Não sabemos muito sobre a cultura dos charruas. Mas sabemos que praticavam beberagens, por exemplo, onde os pajés invocavam seres superiores e eram imbuídos com o poder de curar doenças. O funeral era entregue a uma anciã que se encarregava de descarnar os ossos e sepultar. As mulheres de parentesco mais próximo (esposas e filhas), na perda do familiar, amputavam-se uma falange (um dedo), além de cravarem, em si mesmas, flechas que tinham pertencido ao morto.  Os ancestrais dos charrúas costumavam enterrar seus mortos em anéis de pedra, ou construções em forma de cone que podiam ter até 3 metros de altura.  Estes lugares sagrados podiam funcionar também como zonas de retiro nas montanhas.

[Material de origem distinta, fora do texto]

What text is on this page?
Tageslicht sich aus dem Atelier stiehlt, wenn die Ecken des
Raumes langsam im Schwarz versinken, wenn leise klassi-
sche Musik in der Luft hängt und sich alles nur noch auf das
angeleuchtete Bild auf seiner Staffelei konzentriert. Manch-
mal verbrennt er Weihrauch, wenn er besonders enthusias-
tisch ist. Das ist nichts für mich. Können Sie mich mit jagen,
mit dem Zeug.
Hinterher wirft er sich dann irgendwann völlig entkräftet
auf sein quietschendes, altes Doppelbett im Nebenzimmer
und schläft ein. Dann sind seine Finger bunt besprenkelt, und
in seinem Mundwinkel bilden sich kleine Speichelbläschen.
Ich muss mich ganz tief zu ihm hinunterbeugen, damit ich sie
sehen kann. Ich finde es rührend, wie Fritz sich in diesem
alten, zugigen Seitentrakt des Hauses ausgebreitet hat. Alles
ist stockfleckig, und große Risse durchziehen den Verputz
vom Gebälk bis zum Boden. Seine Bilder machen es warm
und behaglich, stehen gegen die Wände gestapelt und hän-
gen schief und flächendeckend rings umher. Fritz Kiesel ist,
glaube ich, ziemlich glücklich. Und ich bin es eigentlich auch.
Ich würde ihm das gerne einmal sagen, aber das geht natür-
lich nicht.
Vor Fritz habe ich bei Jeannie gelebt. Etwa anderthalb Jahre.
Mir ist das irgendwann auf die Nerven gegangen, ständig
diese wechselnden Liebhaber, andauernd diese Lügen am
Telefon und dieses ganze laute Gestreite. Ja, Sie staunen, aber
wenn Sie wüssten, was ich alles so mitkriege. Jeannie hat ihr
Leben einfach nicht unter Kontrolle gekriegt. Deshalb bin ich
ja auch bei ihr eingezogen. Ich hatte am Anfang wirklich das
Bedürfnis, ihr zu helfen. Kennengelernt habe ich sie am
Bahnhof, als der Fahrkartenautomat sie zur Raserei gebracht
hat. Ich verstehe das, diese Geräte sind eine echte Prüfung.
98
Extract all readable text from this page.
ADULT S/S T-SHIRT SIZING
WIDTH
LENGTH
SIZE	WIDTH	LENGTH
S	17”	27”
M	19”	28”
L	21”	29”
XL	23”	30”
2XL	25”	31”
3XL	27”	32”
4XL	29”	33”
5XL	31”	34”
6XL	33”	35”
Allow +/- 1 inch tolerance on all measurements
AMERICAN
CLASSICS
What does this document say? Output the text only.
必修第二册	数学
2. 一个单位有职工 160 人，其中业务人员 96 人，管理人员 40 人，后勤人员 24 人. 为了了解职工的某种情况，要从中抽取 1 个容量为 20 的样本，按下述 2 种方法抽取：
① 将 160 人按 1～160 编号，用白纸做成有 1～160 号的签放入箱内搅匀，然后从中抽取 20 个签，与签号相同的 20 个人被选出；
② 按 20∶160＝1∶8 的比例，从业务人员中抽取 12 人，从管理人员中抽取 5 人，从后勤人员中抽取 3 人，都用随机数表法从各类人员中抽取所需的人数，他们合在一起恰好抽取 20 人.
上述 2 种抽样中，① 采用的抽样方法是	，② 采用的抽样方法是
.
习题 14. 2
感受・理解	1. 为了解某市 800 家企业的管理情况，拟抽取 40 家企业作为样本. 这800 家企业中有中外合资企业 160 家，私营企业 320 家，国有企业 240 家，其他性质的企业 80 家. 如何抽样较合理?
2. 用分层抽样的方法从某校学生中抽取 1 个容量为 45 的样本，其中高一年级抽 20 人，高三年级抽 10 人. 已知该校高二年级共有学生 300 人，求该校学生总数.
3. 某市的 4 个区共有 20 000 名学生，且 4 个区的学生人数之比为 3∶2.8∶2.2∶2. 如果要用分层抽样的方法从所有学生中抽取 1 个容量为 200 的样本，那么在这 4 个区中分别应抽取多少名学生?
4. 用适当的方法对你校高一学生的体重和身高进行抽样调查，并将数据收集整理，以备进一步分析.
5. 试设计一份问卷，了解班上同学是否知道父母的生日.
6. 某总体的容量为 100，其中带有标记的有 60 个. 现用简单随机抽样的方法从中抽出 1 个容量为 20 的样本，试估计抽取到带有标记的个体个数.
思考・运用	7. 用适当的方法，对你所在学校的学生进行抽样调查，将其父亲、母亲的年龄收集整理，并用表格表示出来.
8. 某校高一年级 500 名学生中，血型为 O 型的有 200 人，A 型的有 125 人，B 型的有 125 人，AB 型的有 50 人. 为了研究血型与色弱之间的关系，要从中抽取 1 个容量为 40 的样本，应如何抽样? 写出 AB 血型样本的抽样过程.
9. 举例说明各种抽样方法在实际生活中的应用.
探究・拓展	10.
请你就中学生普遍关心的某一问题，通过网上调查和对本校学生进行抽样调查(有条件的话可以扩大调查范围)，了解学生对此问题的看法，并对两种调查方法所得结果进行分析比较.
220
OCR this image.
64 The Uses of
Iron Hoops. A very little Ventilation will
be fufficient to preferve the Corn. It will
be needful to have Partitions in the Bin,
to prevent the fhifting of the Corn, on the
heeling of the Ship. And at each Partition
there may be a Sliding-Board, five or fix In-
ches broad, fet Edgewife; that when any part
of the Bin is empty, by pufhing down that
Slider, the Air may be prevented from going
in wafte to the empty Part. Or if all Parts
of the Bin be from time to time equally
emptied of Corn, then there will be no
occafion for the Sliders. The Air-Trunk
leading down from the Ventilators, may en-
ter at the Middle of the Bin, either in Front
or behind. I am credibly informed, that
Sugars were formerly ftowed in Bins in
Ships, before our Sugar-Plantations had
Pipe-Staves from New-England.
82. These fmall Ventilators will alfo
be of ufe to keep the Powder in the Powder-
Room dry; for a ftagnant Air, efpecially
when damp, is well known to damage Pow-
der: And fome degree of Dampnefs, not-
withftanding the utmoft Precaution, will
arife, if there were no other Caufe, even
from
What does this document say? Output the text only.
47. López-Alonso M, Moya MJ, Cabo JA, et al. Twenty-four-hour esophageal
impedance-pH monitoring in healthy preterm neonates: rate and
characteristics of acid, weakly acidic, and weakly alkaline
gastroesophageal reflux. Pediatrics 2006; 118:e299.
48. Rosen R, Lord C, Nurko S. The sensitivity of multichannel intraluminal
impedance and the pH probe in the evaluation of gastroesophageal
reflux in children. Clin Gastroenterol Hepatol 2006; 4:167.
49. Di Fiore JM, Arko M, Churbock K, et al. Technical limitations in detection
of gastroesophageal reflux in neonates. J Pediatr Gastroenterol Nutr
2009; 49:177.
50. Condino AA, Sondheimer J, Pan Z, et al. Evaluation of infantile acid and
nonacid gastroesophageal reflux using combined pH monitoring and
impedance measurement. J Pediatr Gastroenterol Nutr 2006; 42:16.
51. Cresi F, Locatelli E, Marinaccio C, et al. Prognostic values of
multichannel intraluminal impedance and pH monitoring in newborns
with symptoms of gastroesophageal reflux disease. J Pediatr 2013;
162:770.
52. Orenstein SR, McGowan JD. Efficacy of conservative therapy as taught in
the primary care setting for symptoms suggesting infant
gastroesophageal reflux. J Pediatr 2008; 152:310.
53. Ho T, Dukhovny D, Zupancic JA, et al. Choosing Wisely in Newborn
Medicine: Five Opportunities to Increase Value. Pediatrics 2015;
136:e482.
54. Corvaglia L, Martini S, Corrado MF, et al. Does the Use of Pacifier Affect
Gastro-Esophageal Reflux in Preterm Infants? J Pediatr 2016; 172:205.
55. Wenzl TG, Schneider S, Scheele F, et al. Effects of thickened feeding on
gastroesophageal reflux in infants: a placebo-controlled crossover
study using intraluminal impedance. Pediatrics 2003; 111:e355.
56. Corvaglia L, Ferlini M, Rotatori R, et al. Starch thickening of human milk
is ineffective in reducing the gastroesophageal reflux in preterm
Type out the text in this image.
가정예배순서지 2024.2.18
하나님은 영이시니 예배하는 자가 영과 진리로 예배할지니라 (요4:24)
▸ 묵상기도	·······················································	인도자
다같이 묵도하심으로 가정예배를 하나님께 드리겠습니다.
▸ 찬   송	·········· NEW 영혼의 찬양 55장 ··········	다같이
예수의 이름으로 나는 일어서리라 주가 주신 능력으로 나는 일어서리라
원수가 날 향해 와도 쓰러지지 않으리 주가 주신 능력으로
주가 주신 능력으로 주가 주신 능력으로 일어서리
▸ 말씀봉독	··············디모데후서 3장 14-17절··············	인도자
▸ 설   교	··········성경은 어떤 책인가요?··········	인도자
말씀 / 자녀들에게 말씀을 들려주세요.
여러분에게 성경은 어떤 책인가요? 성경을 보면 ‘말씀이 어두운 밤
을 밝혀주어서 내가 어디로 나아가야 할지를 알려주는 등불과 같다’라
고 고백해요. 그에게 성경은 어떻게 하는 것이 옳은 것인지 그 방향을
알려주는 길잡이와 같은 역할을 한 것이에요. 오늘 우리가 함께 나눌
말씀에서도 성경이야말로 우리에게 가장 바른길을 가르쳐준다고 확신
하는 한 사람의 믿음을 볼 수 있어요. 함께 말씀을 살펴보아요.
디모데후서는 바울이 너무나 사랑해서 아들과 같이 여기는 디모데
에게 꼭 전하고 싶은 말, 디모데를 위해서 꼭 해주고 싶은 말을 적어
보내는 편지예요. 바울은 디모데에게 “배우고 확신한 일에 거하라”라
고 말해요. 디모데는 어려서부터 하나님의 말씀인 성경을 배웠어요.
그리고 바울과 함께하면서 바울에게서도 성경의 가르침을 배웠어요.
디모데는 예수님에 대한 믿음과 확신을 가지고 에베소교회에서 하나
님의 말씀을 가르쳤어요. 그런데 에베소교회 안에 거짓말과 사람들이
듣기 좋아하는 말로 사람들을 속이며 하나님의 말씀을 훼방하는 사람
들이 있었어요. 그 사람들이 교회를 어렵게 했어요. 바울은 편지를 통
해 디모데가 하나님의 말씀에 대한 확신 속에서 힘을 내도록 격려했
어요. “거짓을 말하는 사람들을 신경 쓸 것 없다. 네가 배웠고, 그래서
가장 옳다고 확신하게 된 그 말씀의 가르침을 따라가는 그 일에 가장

A religião e o comércio passariam a ser o novo meio de infiltração nas Américas, já que os meios militares pareciam ter se esgotado. Inclusive de nosso velho amigo Jemmy Button, não se ouviam notícias, e as pessoas passaram querer saber por onde andava o célebre índio. Uma das pessoas que tentou refazer o contato com os Yaghanes foi o pastor anglicano Allen Gardiner, que em 1838 cruzou os Andes em uma mula, sem nenhum plano, tentando apenas encontrar indígenas para seguir o seu chamado de Deus. Gardiner já tinha ouvido falar da viagem do Beagle, e achava que Wulaia seria um bom lugar para iniciar os trabalhos da Sociedade da Igreja Missionária, e em 1842 chegou nas Malvinas pedindo apoio para montar uma sociedade patagônica, o qual foi negado alegando que a distância era grande demais. Assim Allen voltou para a Iglaterra e montou a sua própria Patagonian Mission Society que logo virou a South American Mission Society. Sua primeira tentativa de criar uma missão e encontrar Jemmy foi em Gregory Bay, no Estreito de Magalhães em 1845, mas foi repelido pelos nativos. Esta foi a primeira tentativa de Allen Gardiner em tentar reencontrar Jemmy.